Aunque la IA promete una mayor eficiencia y una toma de decisiones más rápida, una gestión deficiente puede exponer a las aseguradoras a riesgos de incumplimiento normativo, resultados inconsistentes y el escrutinio de las autoridades reguladoras. Sin información interconectada y auditable, los sistemas de IA corren el riesgo de agravar los problemas existentes en la calidad de los datos en lugar de resolverlos.
Según Yohan Lobo, director de soluciones sectoriales para servicios financieros en M-Files, muchas aseguradoras están dando prioridad a la implantación de la IA antes de sentar las bases informáticas necesarias para garantizar una IA fiable y que cumpla con la normativa.
«La inteligencia artificial tiene un enorme potencial para transformar el sector de los seguros, pero hay que tener en cuenta que la inteligencia artificial por sí sola no genera confianza», afirmó Lobo. «Si la información que alimentan los sistemas de inteligencia artificial es errónea, está duplicada o carece de contexto, las aseguradoras corren el riesgo de tomar decisiones que resulten difíciles de explicar, auditar o defender».
A medida que los organismos reguladores siguen elevando las expectativas en materia de transparencia, rendición de cuentas y explicabilidad en la toma de decisiones basada en la inteligencia artificial, las aseguradoras se ven sometidas a una presión cada vez mayor para demostrar cómo se llegan a las decisiones automatizadas.
«El cumplimiento normativo ya no se limita a conservar documentos o cumplir con las obligaciones de información», prosiguió Lobo. «Se trata de garantizar que la información esté interconectada, regulada y sea accesible para asegurar que cada decisión sea justificable. Sin esa base, las aseguradoras tendrán dificultades para aprovechar todo el potencial de la inteligencia artificial y, al mismo tiempo, cumplir con las crecientes exigencias normativas».
Muchas aseguradoras siguen operando con información dispersa en múltiples sistemas y departamentos, lo que dificulta tanto a los empleados como a las aplicaciones de inteligencia artificial el acceso a información fiable y contextual. A medida que aumenta la adopción de la inteligencia artificial, estos entornos de información desconectados corren el riesgo de convertirse en un importante reto operativo y de cumplimiento normativo.
«No es que las aseguradoras no dispongan de suficiente información, sino que no resulta fácil encontrarla, acceder a ella, utilizarla o mantenerla», añadió Lobo. «El éxito de la IA depende de que tanto las personas como la propia IA tengan acceso a la información adecuada, en el contexto adecuado y en el momento adecuado. Eso es lo que permite a las organizaciones tomar decisiones más rápidas, mejores y más fundamentadas».
En lugar de considerar la gobernanza de la información como un mero requisito de cumplimiento normativo, las aseguradoras deberían verla como la base para una IA fiable.

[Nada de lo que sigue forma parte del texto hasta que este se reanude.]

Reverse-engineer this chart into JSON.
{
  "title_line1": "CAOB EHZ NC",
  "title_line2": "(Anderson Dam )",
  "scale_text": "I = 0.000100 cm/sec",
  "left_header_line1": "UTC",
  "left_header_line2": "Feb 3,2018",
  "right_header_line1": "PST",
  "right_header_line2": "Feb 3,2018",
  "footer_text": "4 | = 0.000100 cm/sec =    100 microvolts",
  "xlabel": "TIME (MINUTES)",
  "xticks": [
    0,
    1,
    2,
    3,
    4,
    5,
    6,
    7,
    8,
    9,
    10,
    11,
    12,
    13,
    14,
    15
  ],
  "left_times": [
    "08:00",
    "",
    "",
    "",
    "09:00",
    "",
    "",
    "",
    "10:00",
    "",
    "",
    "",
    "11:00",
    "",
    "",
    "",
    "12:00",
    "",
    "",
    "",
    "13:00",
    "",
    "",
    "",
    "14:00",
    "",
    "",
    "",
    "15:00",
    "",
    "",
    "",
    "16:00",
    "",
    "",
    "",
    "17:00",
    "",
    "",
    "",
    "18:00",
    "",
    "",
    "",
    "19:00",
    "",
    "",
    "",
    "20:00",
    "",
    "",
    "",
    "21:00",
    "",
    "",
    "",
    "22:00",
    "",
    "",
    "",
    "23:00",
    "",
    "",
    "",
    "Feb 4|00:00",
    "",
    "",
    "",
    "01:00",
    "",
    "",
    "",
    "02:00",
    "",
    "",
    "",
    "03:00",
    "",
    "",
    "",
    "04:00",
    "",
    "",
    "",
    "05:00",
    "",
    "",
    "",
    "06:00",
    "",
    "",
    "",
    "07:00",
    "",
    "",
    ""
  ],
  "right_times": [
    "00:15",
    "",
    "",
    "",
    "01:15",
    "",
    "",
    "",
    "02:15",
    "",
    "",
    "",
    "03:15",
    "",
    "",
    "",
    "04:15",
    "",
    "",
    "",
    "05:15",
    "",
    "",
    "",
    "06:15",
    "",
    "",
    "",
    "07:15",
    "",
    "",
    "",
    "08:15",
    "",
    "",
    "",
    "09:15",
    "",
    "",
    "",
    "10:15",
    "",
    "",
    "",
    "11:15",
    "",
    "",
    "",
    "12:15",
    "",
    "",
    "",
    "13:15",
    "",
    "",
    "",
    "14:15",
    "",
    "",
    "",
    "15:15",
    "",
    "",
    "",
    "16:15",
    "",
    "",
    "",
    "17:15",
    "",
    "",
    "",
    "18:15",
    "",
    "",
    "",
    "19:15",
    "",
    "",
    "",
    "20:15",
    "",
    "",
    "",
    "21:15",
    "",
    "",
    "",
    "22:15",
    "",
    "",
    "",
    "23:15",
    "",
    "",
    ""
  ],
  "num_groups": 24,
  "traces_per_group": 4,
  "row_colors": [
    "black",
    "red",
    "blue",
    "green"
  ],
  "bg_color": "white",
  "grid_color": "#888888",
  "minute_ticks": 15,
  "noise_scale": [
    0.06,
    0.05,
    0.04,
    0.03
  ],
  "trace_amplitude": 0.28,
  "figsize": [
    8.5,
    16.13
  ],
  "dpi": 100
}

Lobo concluyó: «Al interconectar la información en toda la organización, mantener unas políticas de gobernanza claras y garantizar que cada decisión se base en información precisa, auditable y contextual, las organizaciones pueden adoptar la inteligencia artificial con mayor confianza, al tiempo que reducen los riesgos operativos y normativos».
«Las organizaciones que tengan éxito no serán simplemente aquellas que implementen la IA primero, sino aquellas que la desarrollen sobre la base de información fiable, una gobernanza sólida e inteligencia contextual».